No, generally not, assuming by "block" you mean block the CPU thread. Asynchronous work items issued to the GPU go into a queue, and control is immediately returned to the CPU thread, before the work has begun. The queue can hold "many" items. Issuance of work can proceed until the queue is full without any other hindrances or dependencies.

It's important to keep in mind one of the two rules of stream semantics:

• Items issued into the same stream execute in issue order. Item B, issued after item A, will not begin until A has finished.

So let's say we had a case like this (and assume h_ibuff and h_obuff point to pinned host memory):

cudaStream_t stream;
cudaStreamCreate(&stream);
for (int i = 0; i < frames; i++){
  cudaMemcpyAsync(d_ibuff, h_ibuff, cudaMemcpyHostToDevice, stream);
  kernel<<<...,stream>>>(...);
  cudaMemcpyAsync(h_obuff, d_obuff, cudaMemcpyDeviceToHost, stream);
  }

on the second pass of the loop, the cudaMemcpyAsync operations will be inserted into a queue, but will not begin to execute (or do anything, really) until stream semantics say they can begin. This is really true for each and every op issued by this loop.

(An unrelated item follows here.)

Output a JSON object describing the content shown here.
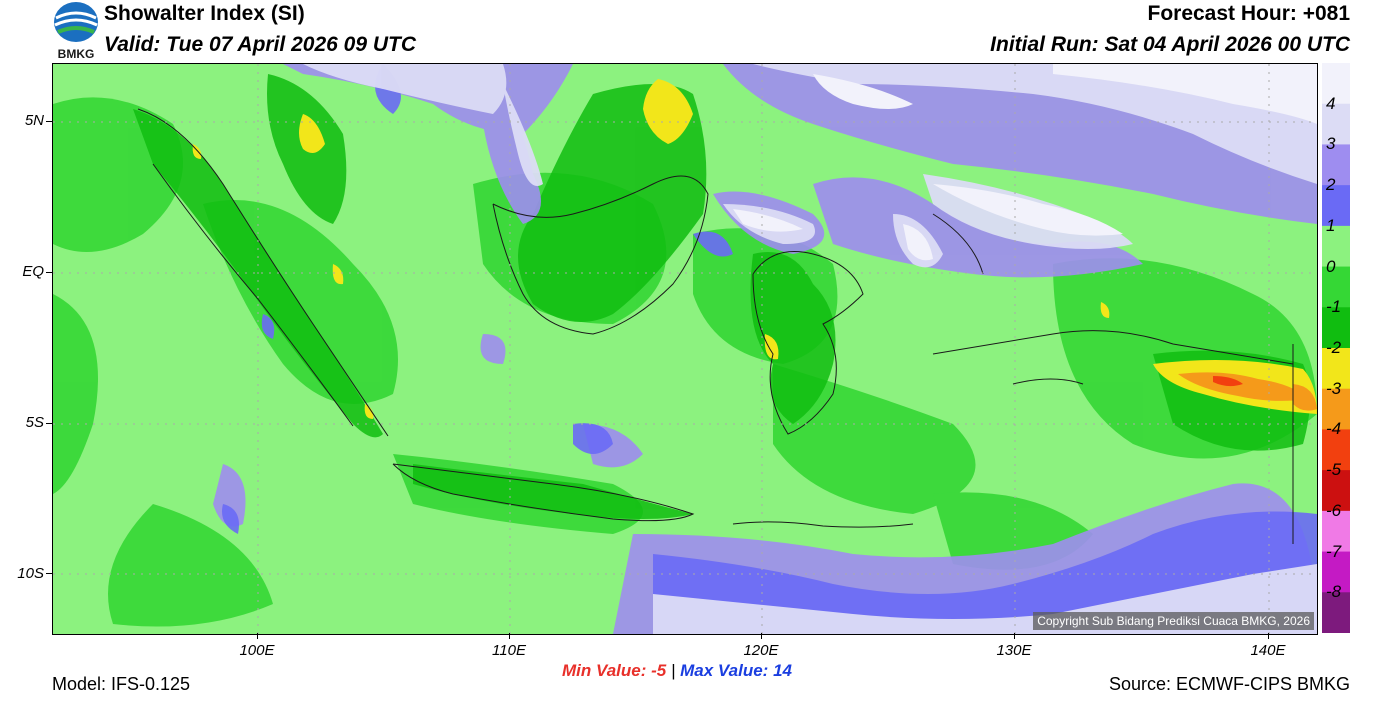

A reasonable question might be "what if on each pass of the loop, I wanted different contents in h_ibuff ?" (quite sensible). Then you would need to address that specifically. Inserting a simple memcpy operation for example, by itself, to "reload" h_ibuff isn't going to work. You'd need some sort of synchronization. For example you might decide that you wanted to "refill" h_ibuff while the kernel and subsequent cudaMemcpyAsync D->H operation are happening. You could do something like this:

cudaStream_t stream;
cudaEvent_t event;
cudaEventCreat(&event);
cudaStreamCreate(&stream);
for (int i = 0; i < frames; i++){
  cudaMemcpyAsync(d_ibuff, h_ibuff, cudaMemcpyHostToDevice, stream);
  cudaEventRecord(event, stream);
  kernel<<<...,stream>>>(...);
  cudaMemcpyAsync(h_obuff, d_obuff, cudaMemcpyDeviceToHost, stream);
  cudaEventSynchronize(event);
  memcpy(h_ibuff, databuff+i*chunksize, chunksize); // "refill"
  }

This refactoring would allow the asynchronous work to be issued to keep the GPU busy, and "overlap" the copy to "refill" the h_ibuff. It will also prevent the "refill" operation from beginning until the previous buffer contents are safely transferred to the device, and will also prevent the next buffer copy from beginning until the new contents are "reloaded".

This isn't the only way to do this; it's one possible approach.

For this last question asked/answered above, you might ask a similar question: "how about handling the output buffer side?" The mechanism could be very similar, left to the reader.

For structured learning on this topic, you might wish to study the CUDA concurrency section of this lecture series.